Corey Bonnell Corey.Bonnell at digicert.com
Thu Dec 17 21:51:33 UTC 2020


To provide more context and help facilitate discussion, below are the
questions that originally prompted the conversation on today's call
regarding SHA-1 sunset dates and RSA key size requirements for roots:




Appendix A of the CSBRs denotes that SHA-1 certificates may be issued until
the end of this year to support legacy platforms. However, the Appendix is
silent on the allowed signature algorithms for OCSP responses and OCSP
delegated responder certificates that are issued by a codesigning or
timestamping ICA. Our interpretation of the requirements is that OCSP
delegated responder certificates and OCSP responses signed using SHA-1 are
acceptable after the transition date, otherwise legacy clients will be
unable to check the OCSP status of issued certificates if they are signed
with an algorithm besides SHA-1. Does Microsoft share this interpretation?


In a similar vein, the requirements set forth for Timestamp Responder
certificates in Appendix A indicate that the SHA-1 transition date is end of
2020, but SHA-1 signatures on timestamp tokens has been moved back to end of
April 2022. However, section 9.4 of the CSBRs indicates that Timestamp
Authority certificates can only be used in production for a maximum of 15
months. For those CAs who issue end-entity timestamp responder certificates
and immediately place them in production, this means that there is a period
in 2022 where they cannot provide SHA-1 timestamping services to legacy
clients as they will need to rotate their timestamp responder certificate
before April 30 to remain compliant with the 15-month rule but will be
unable to issue a replacement due to the certificate issuance SHA-1 sunset
date being set to end of 2020. For CAs in this situation, would it be
acceptable to issue timestamp responder certificates until the timestamp
token SHA-1 sunset date of April 30, 2022?


Lastly, from recent conversations in the Code Signing working group,
Microsoft appears to be supportive of CAs creating new RSA 3072 roots to
comply with the June 2021 requirement for larger key sizes.
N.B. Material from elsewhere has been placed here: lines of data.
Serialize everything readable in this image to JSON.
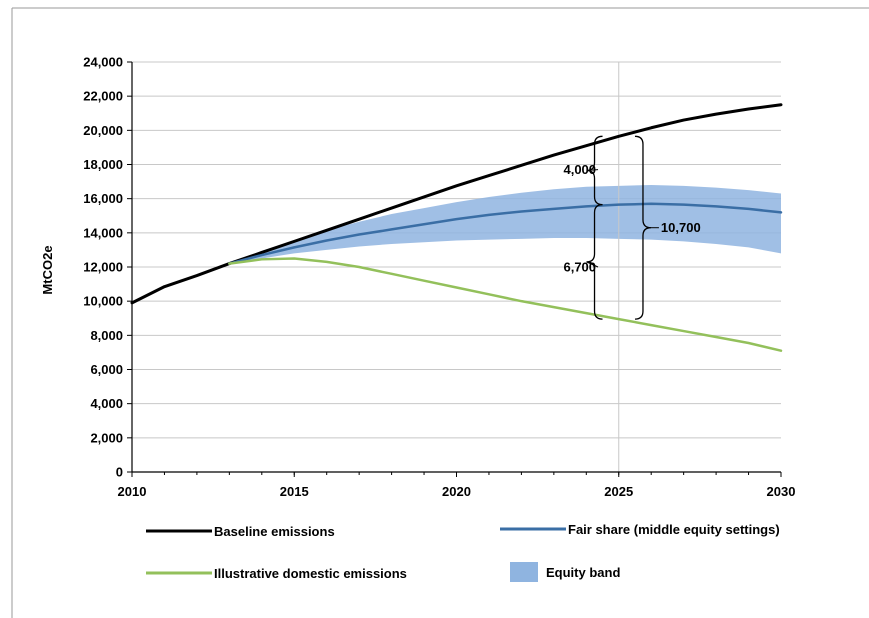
{
  "chart_data": {
    "type": "line",
    "title": "",
    "xlabel": "",
    "ylabel": "MtCO2e",
    "xlim": [
      2010,
      2030
    ],
    "ylim": [
      0,
      24000
    ],
    "x_ticks": [
      "2010",
      "2015",
      "2020",
      "2025",
      "2030"
    ],
    "y_ticks": [
      "0",
      "2,000",
      "4,000",
      "6,000",
      "8,000",
      "10,000",
      "12,000",
      "14,000",
      "16,000",
      "18,000",
      "20,000",
      "22,000",
      "24,000"
    ],
    "grid": "horizontal",
    "reference_line_x": 2025,
    "legend_position": "bottom",
    "series": [
      {
        "name": "Baseline emissions",
        "color": "#000000",
        "x": [
          2010,
          2011,
          2012,
          2013,
          2014,
          2015,
          2016,
          2017,
          2018,
          2019,
          2020,
          2021,
          2022,
          2023,
          2024,
          2025,
          2026,
          2027,
          2028,
          2029,
          2030
        ],
        "values": [
          9900,
          10850,
          11500,
          12200,
          12850,
          13500,
          14150,
          14800,
          15450,
          16100,
          16750,
          17350,
          17950,
          18550,
          19100,
          19650,
          20150,
          20600,
          20950,
          21250,
          21500
        ]
      },
      {
        "name": "Fair share (middle equity settings)",
        "color": "#3a6ea5",
        "x": [
          2013,
          2014,
          2015,
          2016,
          2017,
          2018,
          2019,
          2020,
          2021,
          2022,
          2023,
          2024,
          2025,
          2026,
          2027,
          2028,
          2029,
          2030
        ],
        "values": [
          12200,
          12700,
          13150,
          13550,
          13900,
          14200,
          14500,
          14800,
          15050,
          15250,
          15400,
          15550,
          15650,
          15700,
          15650,
          15550,
          15400,
          15200
        ]
      },
      {
        "name": "Illustrative domestic emissions",
        "color": "#93c05b",
        "x": [
          2013,
          2014,
          2015,
          2016,
          2017,
          2018,
          2019,
          2020,
          2021,
          2022,
          2023,
          2024,
          2025,
          2026,
          2027,
          2028,
          2029,
          2030
        ],
        "values": [
          12200,
          12450,
          12500,
          12300,
          12000,
          11600,
          11200,
          10800,
          10400,
          10000,
          9650,
          9300,
          8950,
          8600,
          8250,
          7900,
          7550,
          7100
        ]
      }
    ],
    "band": {
      "name": "Equity band",
      "color": "#8fb4e0",
      "x": [
        2013,
        2014,
        2015,
        2016,
        2017,
        2018,
        2019,
        2020,
        2021,
        2022,
        2023,
        2024,
        2025,
        2026,
        2027,
        2028,
        2029,
        2030
      ],
      "upper": [
        12200,
        12950,
        13550,
        14150,
        14650,
        15100,
        15450,
        15800,
        16100,
        16350,
        16550,
        16700,
        16750,
        16800,
        16750,
        16650,
        16500,
        16300
      ],
      "lower": [
        12200,
        12500,
        12800,
        13000,
        13200,
        13350,
        13450,
        13550,
        13600,
        13650,
        13700,
        13700,
        13650,
        13600,
        13500,
        13350,
        13150,
        12800
      ]
    },
    "annotations": [
      {
        "text": "4,000",
        "x": 2024.3,
        "y": 17700,
        "anchor": "end"
      },
      {
        "text": "6,700",
        "x": 2024.3,
        "y": 12000,
        "anchor": "end"
      },
      {
        "text": "10,700",
        "x": 2026.3,
        "y": 14300,
        "anchor": "start"
      }
    ],
    "brackets": [
      {
        "side": "left",
        "x": 2024.5,
        "y_from": 15650,
        "y_to": 19650
      },
      {
        "side": "left",
        "x": 2024.5,
        "y_from": 8950,
        "y_to": 15650
      },
      {
        "side": "right",
        "x": 2025.5,
        "y_from": 8950,
        "y_to": 19650
      }
    ]
  },
  "legend": [
    {
      "label": "Baseline emissions",
      "kind": "line",
      "color": "#000000"
    },
    {
      "label": "Fair share (middle equity settings)",
      "kind": "line",
      "color": "#3a6ea5"
    },
    {
      "label": "Illustrative domestic emissions",
      "kind": "line",
      "color": "#93c05b"
    },
    {
      "label": "Equity band",
      "kind": "patch",
      "color": "#8fb4e0"
    }
  ]
}
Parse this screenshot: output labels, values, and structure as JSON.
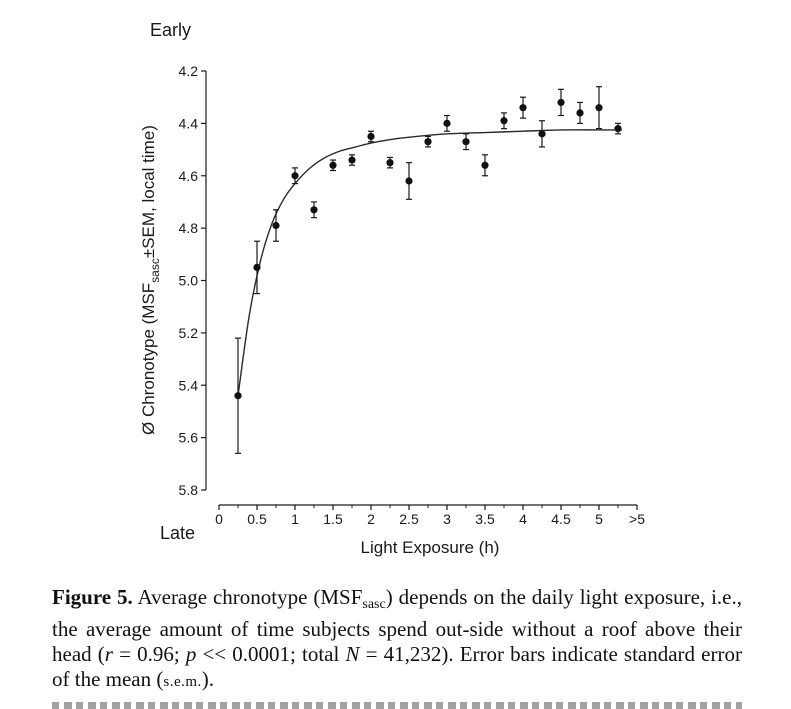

However, section
B of the Microsoft Root Program requirements specifies that the minimum key
size for new roots is RSA 4096, which would preclude the submission of RSA
3072 roots. RSA 3072 roots are desirable as there is greatly increased
performance realized as opposed to larger keys, which in turn would decrease
application startup times. Clarity regarding Microsoft's expectations for
minimum RSA key sizes for new roots would be appreciated.